Back in March, John Mashey interviewed Brian Kernighan at Princeton about his career and technical work. It’s a wonderful video that covers his career from his undergraduage years to his current position as a professor at Princeton. We’ve heard some of the stories before but there was a lot in the video that I didn’t know.
If you’re a Unix-head you’ll enjoy the discussion of the extraordinary culture that the Bell Labs researchers enjoyed and how it changed for the worse after divestiture. If you’re into the Go language you’ll appreciate his take on the Go language and the things it got right that most languages haven’t.

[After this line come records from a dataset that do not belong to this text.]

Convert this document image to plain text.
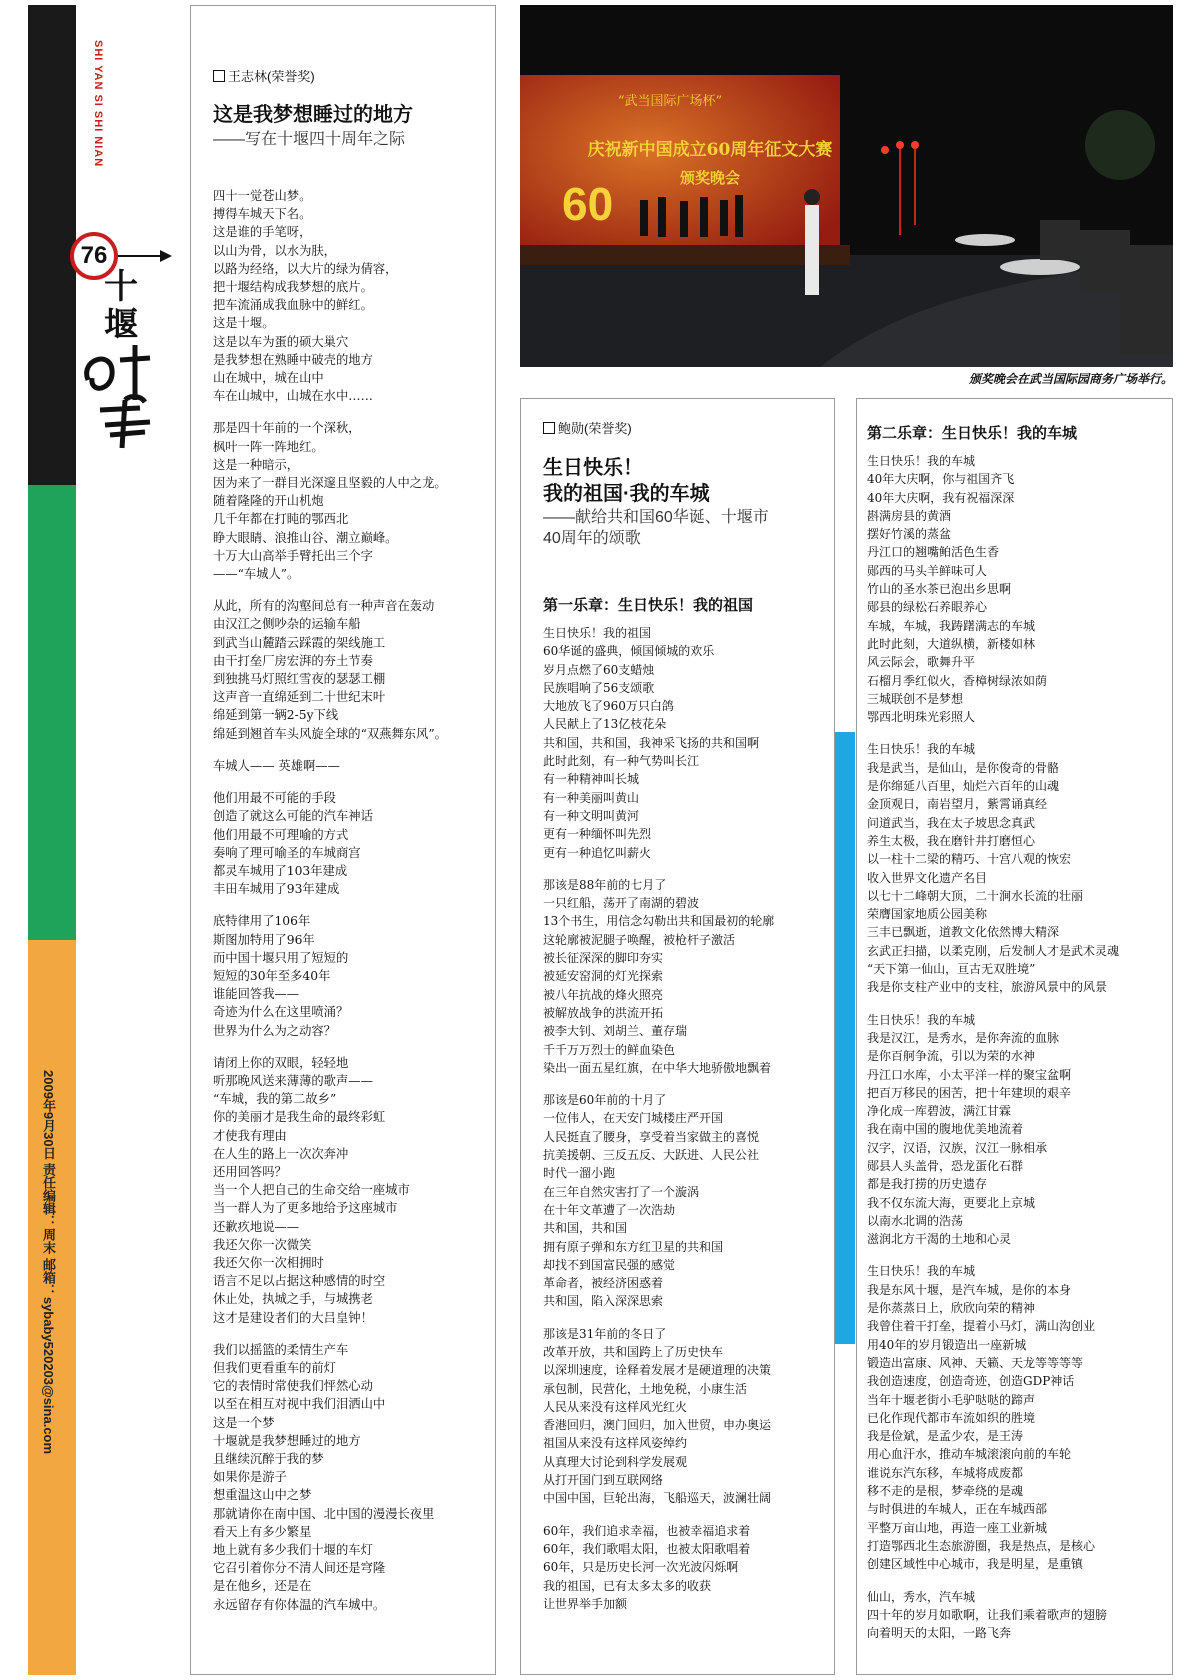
SHI YAN SI SHI NIAN
76
十堰
2009年9月30日 责任编辑：周末 邮箱：sybaby520203@sina.com
王志林(荣誉奖)
这是我梦想睡过的地方
——写在十堰四十周年之际

四十一觉苍山梦。
搏得车城天下名。
这是谁的手笔呀，
以山为骨，以水为肤，
以路为经络，以大片的绿为倩容，
把十堰结构成我梦想的底片。
把车流涌成我血脉中的鲜红。
这是十堰。
这是以车为蛋的硕大巢穴
是我梦想在熟睡中破壳的地方
山在城中，城在山中
车在山城中，山城在水中……

那是四十年前的一个深秋，
枫叶一阵一阵地红。
这是一种暗示，
因为来了一群目光深邃且坚毅的人中之龙。
随着隆隆的开山机炮
几千年都在打盹的鄂西北
睁大眼睛、浪推山谷、潮立巅峰。
十万大山高举手臂托出三个字
——“车城人”。

从此，所有的沟壑间总有一种声音在轰动
由汉江之侧吵杂的运输车船
到武当山麓踏云踩霞的架线施工
由干打垒厂房宏湃的夯土节奏
到独挑马灯照红雪夜的瑟瑟工棚
这声音一直绵延到二十世纪末叶
绵延到第一辆2-5y下线
绵延到翘首车头风旋全球的“双燕舞东风”。

车城人—— 英雄啊——

他们用最不可能的手段
创造了就这么可能的汽车神话
他们用最不可理喻的方式
奏响了理可喻圣的车城商宫
都灵车城用了103年建成
丰田车城用了93年建成

底特律用了106年
斯图加特用了96年
而中国十堰只用了短短的
短短的30年至多40年
谁能回答我——
奇迹为什么在这里喷涌？
世界为什么为之动容？

请闭上你的双眼，轻轻地
听那晚风送来薄薄的歌声——
“车城，我的第二故乡”
你的美丽才是我生命的最终彩虹
才使我有理由
在人生的路上一次次奔冲
还用回答吗？
当一个人把自己的生命交给一座城市
当一群人为了更多地给予这座城市
还歉疚地说——
我还欠你一次微笑
我还欠你一次相拥时
语言不足以占据这种感情的时空
休止处，执城之手，与城携老
这才是建设者们的大吕皇钟！

我们以摇篮的柔情生产车
但我们更看重车的前灯
它的表情时常使我们怦然心动
以至在相互对视中我们泪洒山中
这是一个梦
十堰就是我梦想睡过的地方
且继续沉醉于我的梦
如果你是游子
想重温这山中之梦
那就请你在南中国、北中国的漫漫长夜里
看天上有多少繁星
地上就有多少我们十堰的车灯
它召引着你分不清人间还是穹隆
是在他乡，还是在
永远留存有你体温的汽车城中。

60
“武当国际广场杯”
庆祝新中国成立60周年征文大赛
颁奖晚会
颁奖晚会在武当国际园商务广场举行。
鲍勋(荣誉奖)
生日快乐！
我的祖国·我的车城
——献给共和国60华诞、十堰市
40周年的颂歌
第一乐章：生日快乐！我的祖国

生日快乐！我的祖国
60华诞的盛典，倾国倾城的欢乐
岁月点燃了60支蜡烛
民族唱响了56支颂歌
大地放飞了960万只白鸽
人民献上了13亿枝花朵
共和国，共和国，我神采飞扬的共和国啊
此时此刻，有一种气势叫长江
有一种精神叫长城
有一种美丽叫黄山
有一种文明叫黄河
更有一种缅怀叫先烈
更有一种追忆叫薪火

那该是88年前的七月了
一只红船，荡开了南湖的碧波
13个书生，用信念勾勒出共和国最初的轮廓
这轮廓被泥腿子唤醒，被枪杆子激活
被长征深深的脚印夯实
被延安窑洞的灯光探索
被八年抗战的烽火照亮
被解放战争的洪流开拓
被李大钊、刘胡兰、董存瑞
千千万万烈士的鲜血染色
染出一面五星红旗，在中华大地骄傲地飘着

那该是60年前的十月了
一位伟人，在天安门城楼庄严开国
人民挺直了腰身，享受着当家做主的喜悦
抗美援朝、三反五反、大跃进、人民公社
时代一溜小跑
在三年自然灾害打了一个漩涡
在十年文革遭了一次浩劫
共和国，共和国
拥有原子弹和东方红卫星的共和国
却找不到国富民强的感觉
革命者，被经济困惑着
共和国，陷入深深思索

那该是31年前的冬日了
改革开放，共和国跨上了历史快车
以深圳速度，诠释着发展才是硬道理的决策
承包制，民营化，土地免税，小康生活
人民从来没有这样风光红火
香港回归，澳门回归，加入世贸，申办奥运
祖国从来没有这样风姿绰约
从真理大讨论到科学发展观
从打开国门到互联网络
中国中国，巨轮出海，飞船巡天，波澜壮阔

60年，我们追求幸福，也被幸福追求着
60年，我们歌唱太阳，也被太阳歌唱着
60年，只是历史长河一次光波闪烁啊
我的祖国，已有太多太多的收获
让世界举手加额

第二乐章：生日快乐！我的车城

生日快乐！我的车城
40年大庆啊，你与祖国齐飞
40年大庆啊，我有祝福深深
斟满房县的黄酒
摆好竹溪的蒸盆
丹江口的翘嘴鲌活色生香
郧西的马头羊鲜味可人
竹山的圣水茶已泡出乡思啊
郧县的绿松石养眼养心
车城，车城，我踌躇满志的车城
此时此刻，大道纵横，新楼如林
风云际会，歌舞升平
石榴月季红似火，香樟树绿浓如荫
三城联创不是梦想
鄂西北明珠光彩照人

生日快乐！我的车城
我是武当，是仙山，是你俊奇的骨骼
是你绵延八百里，灿烂六百年的山魂
金顶观日，南岩望月，紫霄诵真经
问道武当，我在太子坡思念真武
养生太极，我在磨针井打磨恒心
以一柱十二梁的精巧、十宫八观的恢宏
收入世界文化遗产名目
以七十二峰朝大顶，二十涧水长流的壮丽
荣膺国家地质公园美称
三丰已飘逝，道教文化依然博大精深
玄武正扫描，以柔克刚，后发制人才是武术灵魂
“天下第一仙山，亘古无双胜境”
我是你支柱产业中的支柱，旅游风景中的风景

生日快乐！我的车城
我是汉江，是秀水，是你奔流的血脉
是你百舸争流，引以为荣的水神
丹江口水库，小太平洋一样的聚宝盆啊
把百万移民的困苦，把十年建坝的艰辛
净化成一库碧波，满江甘霖
我在南中国的腹地优美地流着
汉字，汉语，汉族，汉江一脉相承
郧县人头盖骨，恐龙蛋化石群
都是我打捞的历史遗存
我不仅东流大海，更要北上京城
以南水北调的浩荡
滋润北方干渴的土地和心灵

生日快乐！我的车城
我是东风十堰，是汽车城，是你的本身
是你蒸蒸日上，欣欣向荣的精神
我曾住着干打垒，提着小马灯，满山沟创业
用40年的岁月锻造出一座新城
锻造出富康、风神、天籁、天龙等等等等
我创造速度，创造奇迹，创造GDP神话
当年十堰老街小毛驴哒哒的蹄声
已化作现代都市车流如织的胜境
我是俭斌，是孟少农，是王涛
用心血汗水，推动车城滚滚向前的车轮
谁说东汽东移，车城将成废都
移不走的是根，梦牵绕的是魂
与时俱进的车城人，正在车城西部
平整万亩山地，再造一座工业新城
打造鄂西北生态旅游圈，我是热点，是核心
创建区域性中心城市，我是明星，是重镇

仙山，秀水，汽车城
四十年的岁月如歌啊，让我们乘着歌声的翅膀
向着明天的太阳，一路飞奔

If you’re an educator, you’ll be interested in what he has to say about teaching Computer Science classes today and some of the problems he has to deal with. Kernighan developed—and still teaches—what amounts to a “Computer Science for Poets” course. That grew out of his experience teaching a semester at Harvard during a sabbatical while he was still at Bell Labs. The class had students ranging from the wunderkind freshman who had—as Kernighan says—been programming from the time they were in utero to terrified Senior English majors trying to fulfill a science prerequisite. Kernighan felt that those English majors weren’t being well served and set out to change that when he got to Princeton.
The video is long, just short of an hour and 15 minutes but it’s very much worthwhile taking some time to watch. Kernighan is always interesting and is an inspiration. It also serves as a sort of snapshot of the history of our field because his career spans most of that history. Indeed, he helped make some of it himself.